Surtout les personnages de grandes amoureuses, des modèles, en quelque sorte. Adolescente, qu'est-ce que j'aimais Anna Karénine... une femme qui avait le courage de tout quitter pour un homme, même ce qu'elle avait de plus cher, son fils... qui mourait d'amour, à la fin... pourtant son Vronsky était plutôt fanfaron et lâche... D'autres d'Anna sont fascinantes, la Nana de Zola par exemple, tellement forte, parfois manipulatrice avec les hommes (ça me plaît). C'est pourquoi j'aime le prénom Anna (je trouve très belle et très attachante Anna Karina au cinéma, également). Par contre,  Ariane du Solal de Belle du Seigneur m'a toujours énervée, une enfant gâtée, jamais satisfaite, geignarde... Je préfère donc Solal, et plus généralement Albert Cohen, avec ses névroses obsessionnelles, sa judéïté, son style lyrique qui viennent combler si complètement le vide hystérique.
 
Plus récemment, j'ai beaucoup lu Camille Laurence - un style simple, qui ne tergiverse pas, droit au but. Elle ne s'embarrasse pas tellement non plus de construction de récits ou de déroulement d'intrigues, elle ne parle que de sa vie, de ses lectures et de ses amants et ça nous suffit, à nous qui peut-être aimerions bien avoir une telle vie, des découvertes de lectures et autant d'amants. Par exemple, un épisode de sa jeunesse, chez sa grand-mère où elle a invité un garçon. La grand-mère les a surpris alors qu'ils étaient sur le point de faire l'amour. C'est dans L'amour, roman, les premières pages :


Camille Laurens, L'amour roman"Je me suis levée, j'ai posé le couteau sur la table, j'ai dit : écoute mamie, mais je n'avais pas l'intention de parler, qu'est-ce que j'aurais pu dire, j'avais ce désir de lui qui m'était resté parce qu'on n'avait pas osé continuer, j'en étais comme engorgée. Elle a senti que j'allais partir, m'en aller, la quitter, que même, probablement, je ne viendrais pas la rejoindre le soir au salon pour regarder la télévision avec elle, ni plus tard dans sa chambre lui lire un roman, que je resterais dans la mienne prétextant du travail à finir ; alors elle a posé la main sur mon bras, m'obligeant à me rasseoir, sa main toujours munie de l'économe, sa main couverte de ces tâches brunes qu'elle appelait des fleurs de cimetière et dont j'ai moi-même quelques unes sur la main qui court aujourd'hui, je me suis rassise en disant : quoi ? elle a encore taillé un oeil à la pointe du couteau, puis elle m'a dit, non pas sur le ton de reproche ou du mépris, non, ce n'était ni un jugement ni une certitude mais une vraie question, soudain, dont peut-être moi j'avais la réponse - je me rappelle ses yeux d'enfant, le désir inquiet de sa voix -, elle m'a dit : est-ce que c'est ça, l'amour ?".

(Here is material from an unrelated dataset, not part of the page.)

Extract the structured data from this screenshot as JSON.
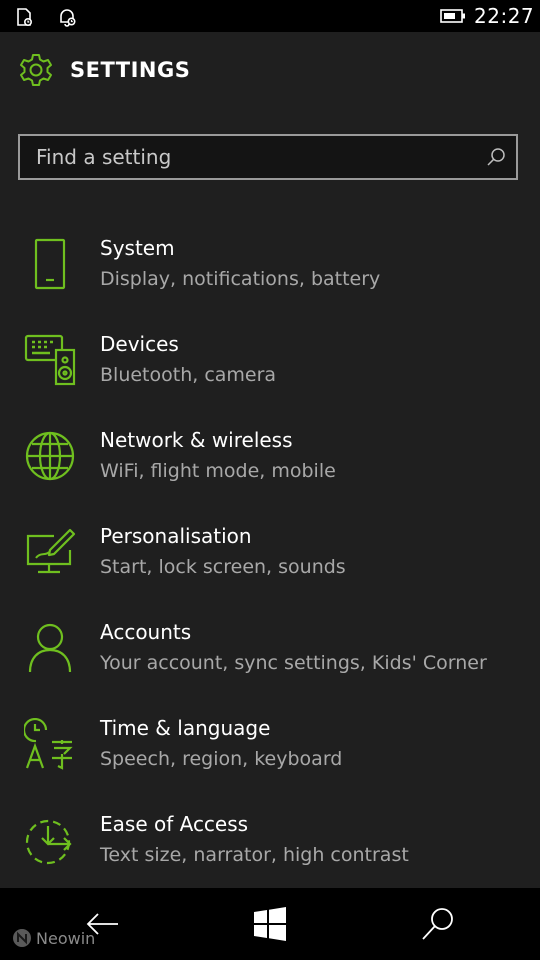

Ce genre de question m'a toujours paru essentiel... Mais enfin, est-ce que c'est ça, l'amour ? me demandé-je en bricolant un repas ou en faisant une lessive, ou en embrassant distraitement mon compagnon... comme je me la posais autrefois, quand je faisais clandestinement une réservation d'hôtel ou quand je jouissais dans les bras d'un autre que mon partenaire légitime. Mais enfin, est-ce que c'est ça, l'amour ? Ca résumerait assez bien aussi le destin d'Emma Bovary, le repoussoir, l'anti-modèle, et pourtant...

jeudi 1 novembre 2012

Chez moi

canapé de FreudJe suis contente d'avoir un chez moi virtuel. J'étais sur le point de le détruire, l'autre jour, puis l'ami blogueur m'a dit que c'était dommage, il avait raison, je me sens bien ici. J'ai moins l'impression de squatter que quand je vais chez lui, surtout en ce moment qu'il fait très froid sur son île, c'est désert, gris, je frissonne.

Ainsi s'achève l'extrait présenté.